Perjanjian tahap dua dilakukan pada 29 Desember 2015. Sultan mengeluarkan Surat Keputusan Gubernur DIY Nomor 84/IZ/2015 tentang Pemberian Izin kepada Pemerintah Desa Srimulyo menyewakan tanah kas desa seluas 49,2262 hektare kepada YIP untuk kawasan industri. Pihak desa kemudian menindaklanjuti dengan perjanjian sewa menyewa tanah desa tahap kedua bernomor 07/SM/II/2016 dan 002/YIP/II/2016 tertanggal 9 Februari 2016.

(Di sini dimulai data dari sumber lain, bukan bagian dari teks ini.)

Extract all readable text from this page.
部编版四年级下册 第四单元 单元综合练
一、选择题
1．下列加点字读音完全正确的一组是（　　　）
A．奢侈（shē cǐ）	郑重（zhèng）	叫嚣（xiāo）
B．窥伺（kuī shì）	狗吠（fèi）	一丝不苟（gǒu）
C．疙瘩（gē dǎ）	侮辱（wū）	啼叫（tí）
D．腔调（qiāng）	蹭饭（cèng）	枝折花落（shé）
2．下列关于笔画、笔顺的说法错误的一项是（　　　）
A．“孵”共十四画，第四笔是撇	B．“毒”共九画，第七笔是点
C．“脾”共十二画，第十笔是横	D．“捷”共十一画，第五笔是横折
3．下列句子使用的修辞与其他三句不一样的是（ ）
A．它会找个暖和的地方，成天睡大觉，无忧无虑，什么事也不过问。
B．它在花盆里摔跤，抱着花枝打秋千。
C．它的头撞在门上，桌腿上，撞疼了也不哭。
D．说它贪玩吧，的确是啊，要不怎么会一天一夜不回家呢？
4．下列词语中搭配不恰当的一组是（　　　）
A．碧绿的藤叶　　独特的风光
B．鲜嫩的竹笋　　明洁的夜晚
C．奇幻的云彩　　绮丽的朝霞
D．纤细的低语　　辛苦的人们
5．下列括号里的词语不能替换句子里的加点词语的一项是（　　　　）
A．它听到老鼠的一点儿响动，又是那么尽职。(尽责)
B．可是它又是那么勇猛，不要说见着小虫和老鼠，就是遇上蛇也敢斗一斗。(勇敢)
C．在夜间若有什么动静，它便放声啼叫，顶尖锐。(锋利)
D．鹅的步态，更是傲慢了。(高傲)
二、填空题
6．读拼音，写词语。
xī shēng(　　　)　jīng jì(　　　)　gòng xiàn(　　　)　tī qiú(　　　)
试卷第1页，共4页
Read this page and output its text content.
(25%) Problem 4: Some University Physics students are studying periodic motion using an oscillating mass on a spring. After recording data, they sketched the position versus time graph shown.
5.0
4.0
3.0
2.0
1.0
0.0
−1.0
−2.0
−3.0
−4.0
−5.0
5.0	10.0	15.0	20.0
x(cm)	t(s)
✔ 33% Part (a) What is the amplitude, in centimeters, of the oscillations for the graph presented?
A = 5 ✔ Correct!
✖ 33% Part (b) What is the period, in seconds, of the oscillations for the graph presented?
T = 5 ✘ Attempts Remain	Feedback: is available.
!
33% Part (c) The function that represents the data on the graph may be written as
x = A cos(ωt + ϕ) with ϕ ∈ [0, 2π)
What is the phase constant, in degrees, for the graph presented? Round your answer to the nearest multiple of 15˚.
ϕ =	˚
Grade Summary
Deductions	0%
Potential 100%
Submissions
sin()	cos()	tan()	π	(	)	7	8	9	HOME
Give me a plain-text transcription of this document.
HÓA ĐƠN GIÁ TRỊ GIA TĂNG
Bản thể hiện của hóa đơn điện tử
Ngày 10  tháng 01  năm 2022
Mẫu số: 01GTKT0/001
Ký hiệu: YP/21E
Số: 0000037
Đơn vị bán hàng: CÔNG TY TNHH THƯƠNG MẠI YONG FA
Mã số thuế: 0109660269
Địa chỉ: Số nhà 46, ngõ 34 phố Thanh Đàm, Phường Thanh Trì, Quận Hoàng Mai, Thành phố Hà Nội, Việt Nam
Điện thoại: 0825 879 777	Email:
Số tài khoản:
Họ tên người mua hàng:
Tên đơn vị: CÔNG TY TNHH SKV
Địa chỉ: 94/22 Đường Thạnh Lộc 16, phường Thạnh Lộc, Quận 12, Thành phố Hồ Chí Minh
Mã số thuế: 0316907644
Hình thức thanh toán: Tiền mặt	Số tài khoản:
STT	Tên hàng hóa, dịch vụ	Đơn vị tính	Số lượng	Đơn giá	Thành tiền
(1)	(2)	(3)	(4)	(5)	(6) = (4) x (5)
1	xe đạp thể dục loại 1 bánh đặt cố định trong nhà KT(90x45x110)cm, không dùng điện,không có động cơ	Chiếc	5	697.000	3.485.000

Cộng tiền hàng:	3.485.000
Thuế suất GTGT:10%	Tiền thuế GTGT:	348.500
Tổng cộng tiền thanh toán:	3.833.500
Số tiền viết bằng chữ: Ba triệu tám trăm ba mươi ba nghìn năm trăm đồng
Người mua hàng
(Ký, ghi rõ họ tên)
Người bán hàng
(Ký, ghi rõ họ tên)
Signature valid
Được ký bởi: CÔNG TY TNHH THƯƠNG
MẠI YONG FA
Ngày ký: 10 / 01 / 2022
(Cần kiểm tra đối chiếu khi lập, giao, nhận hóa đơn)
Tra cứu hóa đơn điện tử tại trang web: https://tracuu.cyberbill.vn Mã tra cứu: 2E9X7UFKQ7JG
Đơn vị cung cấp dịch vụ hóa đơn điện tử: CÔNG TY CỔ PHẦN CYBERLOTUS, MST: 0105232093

Wajiran menduga penunjukan desanya sebagai kawasan industri tidak terlepas dari luasan tanah di daerahnya yang masih terbilang luas. Apalagi tanah desa yang asal usulnya diberikan dengan hak anggaduh—berdasarkan ketentuan kolonial Rijksblad Kasultanan Nomor 16 Tahun 1918, tetapi sudah dihapus Undang-Undang Nomor 5 Tahun 1960 tentang Pokok-pokok Agraria—diklaim sebagai tanah kasultanan berdasarkan Pasal 8 ayat 1 huruf a Perda Keistimewaan DIY Nomor 1 Tahun 2017 tentang Pertanahan. Tanah desa yang dimaksud Pasal 33 ayat 2 meliputi tanah kas desa (untuk menunjang pemerintahan desa), pelungguh (dikelola perangkat desa), pengarem-arem (dikelola pensiunan perangkat desa) dan tanah untuk kepentingan umum. “Gubernur sudah memutuskan. Tanah itu kan langsung jadi otoritasnya. Lebih gampang, tanpa pembebasan,” ujarnya.

Wajiran mengaku pasrah dengan keputusan sultan. Hanya saja ia khawatir warganya tak lagi dapat menyewa tanah desa untuk pertanian maupun peternakan. ”Mereka (warga pengguna lahan pertanian dan peternakan di tanah desa) akan digusur. Ini pilihan susah,” keluh dia.

Sebaliknya putusan tersebut disambut sejumlah investor untuk mengelola kawasan industri yang diperkirakan seluas 16 kali Pulau Bidadari di Kepulauan Seribu, DKI Jakarta. YIP yang dinahkodai Eddy Margo Ghozali diduga kerap menggelar pertemuan dengan Pemerintah Bantul yang dihadiri keluarga Sri Sultan HB X. Sumber tim kolaborasi di Pemerintah Kabupaten Bantul menyampaikan rapat lebih banyak mengulas bagaimana pengelolaan tanah desa.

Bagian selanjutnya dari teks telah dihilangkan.